2. Time for Filing: The timely filing of a notice of appeal is mandatory and jurisdictional. Rinaldo v. Corbett, 256 F.3d 1276, 1278 (11th Cir. 2001). In civil cases, Fed.R.App.P. 4(a) and (c) set the following time limits:

(a) Fed.R.App.P. 4(a)(1): A notice of appeal in compliance with the requirements set forth in Fed.R.App.P. 3 must be filed in the district court within 30 days after the order or judgment appealed from is entered. However, if the United States or an officer or agency thereof is a party, the notice of appeal must be filed in the district court within 60 days after such entry. THE NOTICE MUST BE RECEIVED AND FILED IN THE DISTRICT COURT NO LATER THAN THE LAST DAY OF THE APPEAL PERIOD — no additional days are provided for mailing. Special filing provisions for inmates are discussed below. (b) Fed.R.App.P. 4(a)(3): "If one party timely files a notice of appeal, any other party may file a notice of appeal within 14 days after the date when the first notice was filed, or within the time otherwise prescribed by this Rule 4(a), whichever period ends later." (c) Fed.R.App.P. 4(a)(4): If any party makes a timely motion in the district court under the Federal Rules of Civil Procedure of a type specified in this rule, the time for appeal for all parties runs from the date of entry of the order disposing of the last such timely filed motion. (d) Fed.R.App.P. 4(a)(5) and 4(a)(6): Under certain limited circumstances, the district court may extend or reopen the time to file a notice of appeal. Under Rule 4(a)(5), the time may be extended if a motion for an extension is filed within 30 days after expiration of the time otherwise provided to file a notice of appeal, upon a showing of excusable neglect or good cause. Under Rule 4(a)(6), the time to file an appeal may be reopened if the district court finds, upon motion, that the following conditions are satisfied: the moving party did not receive notice of the entry of the judgment or order within 21 days after entry; the motion is filed within 180 days after the judgment or order is entered or within 14 days after the moving party receives notice, whichever is earlier; and no party would be prejudiced by the reopening. (e) Fed.R.App.P. 4(c): If an inmate confined to an institution files a notice of appeal in either a civil case or a criminal case, the notice of appeal is timely if it is deposited in the institution's internal mail system on or before the last day for filing. Timely filing may be shown by a declaration in compliance with 28 U.S.C. § 1746 or a notarized statement, either of which must set forth the date of deposit and state that first-class postage has been prepaid.

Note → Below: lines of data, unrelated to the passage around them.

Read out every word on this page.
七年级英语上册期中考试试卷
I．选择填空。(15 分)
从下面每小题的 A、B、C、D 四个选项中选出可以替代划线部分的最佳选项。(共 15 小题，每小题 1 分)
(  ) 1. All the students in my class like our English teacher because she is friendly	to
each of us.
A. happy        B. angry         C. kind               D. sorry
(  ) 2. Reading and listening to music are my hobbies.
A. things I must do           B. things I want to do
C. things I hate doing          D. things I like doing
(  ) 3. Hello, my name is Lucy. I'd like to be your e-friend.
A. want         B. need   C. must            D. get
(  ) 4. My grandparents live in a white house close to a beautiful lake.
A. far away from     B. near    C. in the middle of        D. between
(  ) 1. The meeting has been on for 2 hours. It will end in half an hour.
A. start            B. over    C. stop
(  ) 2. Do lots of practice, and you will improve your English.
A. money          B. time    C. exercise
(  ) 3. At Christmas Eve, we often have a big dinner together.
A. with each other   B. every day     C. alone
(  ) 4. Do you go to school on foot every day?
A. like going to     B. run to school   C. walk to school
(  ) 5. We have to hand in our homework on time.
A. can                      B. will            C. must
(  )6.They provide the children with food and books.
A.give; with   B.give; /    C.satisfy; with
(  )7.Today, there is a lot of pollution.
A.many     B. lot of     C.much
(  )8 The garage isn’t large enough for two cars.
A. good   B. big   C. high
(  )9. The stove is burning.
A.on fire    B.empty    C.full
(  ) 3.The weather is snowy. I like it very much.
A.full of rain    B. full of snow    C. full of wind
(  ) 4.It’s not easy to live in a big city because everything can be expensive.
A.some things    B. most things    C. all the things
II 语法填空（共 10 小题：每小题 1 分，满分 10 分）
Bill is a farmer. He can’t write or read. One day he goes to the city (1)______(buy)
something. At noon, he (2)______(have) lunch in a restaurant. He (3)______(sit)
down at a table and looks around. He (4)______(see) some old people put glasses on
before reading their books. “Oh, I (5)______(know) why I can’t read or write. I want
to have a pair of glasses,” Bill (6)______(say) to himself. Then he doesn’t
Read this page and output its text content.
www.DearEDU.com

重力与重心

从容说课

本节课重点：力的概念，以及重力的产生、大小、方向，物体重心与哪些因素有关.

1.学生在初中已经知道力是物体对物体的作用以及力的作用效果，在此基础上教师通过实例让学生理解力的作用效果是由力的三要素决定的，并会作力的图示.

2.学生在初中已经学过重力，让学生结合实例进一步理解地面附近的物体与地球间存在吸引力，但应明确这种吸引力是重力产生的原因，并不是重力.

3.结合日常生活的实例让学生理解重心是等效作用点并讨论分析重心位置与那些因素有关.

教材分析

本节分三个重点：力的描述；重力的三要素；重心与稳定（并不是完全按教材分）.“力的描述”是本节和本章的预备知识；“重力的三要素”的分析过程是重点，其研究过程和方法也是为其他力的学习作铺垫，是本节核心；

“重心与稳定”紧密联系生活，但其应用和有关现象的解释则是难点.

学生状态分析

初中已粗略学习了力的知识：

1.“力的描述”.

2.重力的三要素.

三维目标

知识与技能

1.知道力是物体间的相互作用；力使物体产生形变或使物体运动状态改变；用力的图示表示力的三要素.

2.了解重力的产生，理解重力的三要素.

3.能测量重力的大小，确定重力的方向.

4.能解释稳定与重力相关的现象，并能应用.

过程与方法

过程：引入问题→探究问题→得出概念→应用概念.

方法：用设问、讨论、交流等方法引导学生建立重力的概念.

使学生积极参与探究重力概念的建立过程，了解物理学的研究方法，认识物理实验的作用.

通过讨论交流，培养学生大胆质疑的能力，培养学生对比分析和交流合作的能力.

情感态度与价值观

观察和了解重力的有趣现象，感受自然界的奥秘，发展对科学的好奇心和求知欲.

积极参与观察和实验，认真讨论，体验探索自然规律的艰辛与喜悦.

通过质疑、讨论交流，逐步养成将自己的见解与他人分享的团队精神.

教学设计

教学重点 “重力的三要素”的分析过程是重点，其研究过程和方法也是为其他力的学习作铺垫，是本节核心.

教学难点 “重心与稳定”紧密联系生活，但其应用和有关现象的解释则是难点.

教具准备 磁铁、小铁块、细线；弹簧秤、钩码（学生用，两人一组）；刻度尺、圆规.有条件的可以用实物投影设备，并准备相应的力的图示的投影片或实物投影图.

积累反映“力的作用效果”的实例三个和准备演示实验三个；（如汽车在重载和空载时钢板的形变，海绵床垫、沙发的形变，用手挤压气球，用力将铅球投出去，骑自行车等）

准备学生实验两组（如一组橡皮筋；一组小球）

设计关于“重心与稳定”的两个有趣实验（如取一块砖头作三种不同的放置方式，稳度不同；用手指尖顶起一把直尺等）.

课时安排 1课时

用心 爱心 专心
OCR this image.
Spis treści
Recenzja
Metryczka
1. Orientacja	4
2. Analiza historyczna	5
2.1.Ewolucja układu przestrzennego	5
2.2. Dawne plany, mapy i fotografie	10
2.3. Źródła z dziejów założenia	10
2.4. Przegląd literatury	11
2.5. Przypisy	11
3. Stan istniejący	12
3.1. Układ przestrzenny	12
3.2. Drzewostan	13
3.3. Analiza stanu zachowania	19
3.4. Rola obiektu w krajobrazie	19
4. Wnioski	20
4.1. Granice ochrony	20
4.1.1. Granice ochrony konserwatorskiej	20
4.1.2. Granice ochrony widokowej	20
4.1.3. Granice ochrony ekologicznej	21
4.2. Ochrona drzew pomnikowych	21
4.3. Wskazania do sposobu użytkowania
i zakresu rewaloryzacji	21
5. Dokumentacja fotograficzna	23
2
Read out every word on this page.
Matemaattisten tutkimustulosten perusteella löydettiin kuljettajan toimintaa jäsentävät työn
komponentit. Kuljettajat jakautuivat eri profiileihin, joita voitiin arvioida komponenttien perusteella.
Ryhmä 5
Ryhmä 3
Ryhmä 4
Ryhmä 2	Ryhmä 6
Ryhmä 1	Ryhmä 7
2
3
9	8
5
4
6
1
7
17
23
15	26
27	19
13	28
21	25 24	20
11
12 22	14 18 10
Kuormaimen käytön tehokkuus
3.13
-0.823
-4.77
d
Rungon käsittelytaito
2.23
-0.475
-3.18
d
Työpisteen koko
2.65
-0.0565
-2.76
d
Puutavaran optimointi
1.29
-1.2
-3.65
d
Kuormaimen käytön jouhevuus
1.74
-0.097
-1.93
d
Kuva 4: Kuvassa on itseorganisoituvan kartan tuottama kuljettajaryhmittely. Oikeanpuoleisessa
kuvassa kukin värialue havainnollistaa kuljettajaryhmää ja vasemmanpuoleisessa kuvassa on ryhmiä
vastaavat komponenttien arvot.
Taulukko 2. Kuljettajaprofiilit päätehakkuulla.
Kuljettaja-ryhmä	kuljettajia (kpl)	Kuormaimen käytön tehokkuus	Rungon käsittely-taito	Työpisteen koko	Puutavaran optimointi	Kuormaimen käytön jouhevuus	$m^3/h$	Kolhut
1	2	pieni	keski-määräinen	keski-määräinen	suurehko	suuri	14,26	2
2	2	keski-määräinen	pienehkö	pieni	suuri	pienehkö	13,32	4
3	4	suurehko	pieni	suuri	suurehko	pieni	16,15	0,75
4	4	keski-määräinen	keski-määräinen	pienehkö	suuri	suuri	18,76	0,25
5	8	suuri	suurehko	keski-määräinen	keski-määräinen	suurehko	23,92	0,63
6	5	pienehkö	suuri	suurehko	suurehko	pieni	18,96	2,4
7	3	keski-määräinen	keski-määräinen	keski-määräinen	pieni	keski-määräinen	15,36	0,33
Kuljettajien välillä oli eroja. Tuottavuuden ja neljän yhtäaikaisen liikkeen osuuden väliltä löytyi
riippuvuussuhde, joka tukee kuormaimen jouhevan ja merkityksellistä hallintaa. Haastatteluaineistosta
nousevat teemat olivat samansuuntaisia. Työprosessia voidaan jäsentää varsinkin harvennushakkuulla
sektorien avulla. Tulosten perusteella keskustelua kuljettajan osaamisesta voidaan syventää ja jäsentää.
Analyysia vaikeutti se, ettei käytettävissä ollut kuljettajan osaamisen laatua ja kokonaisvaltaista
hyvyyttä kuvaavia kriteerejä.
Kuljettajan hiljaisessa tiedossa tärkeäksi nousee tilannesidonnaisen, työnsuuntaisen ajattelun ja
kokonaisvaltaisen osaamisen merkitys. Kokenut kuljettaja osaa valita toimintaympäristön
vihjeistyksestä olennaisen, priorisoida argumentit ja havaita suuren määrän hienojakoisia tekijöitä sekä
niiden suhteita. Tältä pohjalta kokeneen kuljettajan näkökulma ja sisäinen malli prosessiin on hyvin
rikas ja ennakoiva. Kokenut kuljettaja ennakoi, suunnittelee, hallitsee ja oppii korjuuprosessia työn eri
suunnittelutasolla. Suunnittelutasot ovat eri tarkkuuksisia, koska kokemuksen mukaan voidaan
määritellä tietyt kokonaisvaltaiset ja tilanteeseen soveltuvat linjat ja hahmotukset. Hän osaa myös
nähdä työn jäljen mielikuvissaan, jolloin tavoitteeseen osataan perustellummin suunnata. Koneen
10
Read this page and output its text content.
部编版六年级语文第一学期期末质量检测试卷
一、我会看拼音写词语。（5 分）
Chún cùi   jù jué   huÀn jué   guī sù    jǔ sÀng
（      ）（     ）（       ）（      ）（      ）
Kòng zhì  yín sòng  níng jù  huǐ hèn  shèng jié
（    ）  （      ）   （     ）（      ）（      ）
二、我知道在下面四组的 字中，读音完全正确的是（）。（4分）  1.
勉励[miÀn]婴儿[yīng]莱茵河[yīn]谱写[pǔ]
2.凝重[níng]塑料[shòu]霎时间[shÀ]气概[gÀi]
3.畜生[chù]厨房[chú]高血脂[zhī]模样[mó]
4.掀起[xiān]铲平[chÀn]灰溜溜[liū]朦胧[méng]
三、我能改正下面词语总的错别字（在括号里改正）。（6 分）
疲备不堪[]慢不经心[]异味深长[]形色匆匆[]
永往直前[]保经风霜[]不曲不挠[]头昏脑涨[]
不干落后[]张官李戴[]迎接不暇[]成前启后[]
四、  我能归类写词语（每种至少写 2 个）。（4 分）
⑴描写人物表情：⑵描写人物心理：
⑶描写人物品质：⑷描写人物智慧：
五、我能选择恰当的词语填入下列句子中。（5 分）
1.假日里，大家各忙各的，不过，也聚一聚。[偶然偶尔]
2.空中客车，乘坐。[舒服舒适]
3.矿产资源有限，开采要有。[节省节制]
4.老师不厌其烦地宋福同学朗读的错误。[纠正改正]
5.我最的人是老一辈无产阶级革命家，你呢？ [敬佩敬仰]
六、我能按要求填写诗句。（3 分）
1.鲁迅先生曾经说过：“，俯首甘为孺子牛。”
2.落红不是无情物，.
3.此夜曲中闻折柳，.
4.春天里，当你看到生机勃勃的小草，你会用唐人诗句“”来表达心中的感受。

3. Format of the notice of appeal: Form 1, Appendix of Forms to the Federal Rules of Appellate Procedure, is a suitable format. See also Fed.R.App.P. 3(c). A pro se notice of appeal must be signed by the appellant.

4. Effect of a notice of appeal: A district court lacks jurisdiction, i.e., authority, to act after the filing of a timely notice of appeal, except for actions in aid of appellate jurisdiction or to rule on a timely motion of the type specified in Fed.R.App.P. 4(a)(4).

FootNotes


1. The "amended complaint supersedes the initial complaint and becomes the operative pleading in the case." Krinsk v. SunTrust Banks, Inc., 654 F.3d 1194, 1202 (11th Cir. 2011) (quoting Lowery v. Ala. Power Co., 483 F.3d 1184, 1219 (11th Cir. 2007)).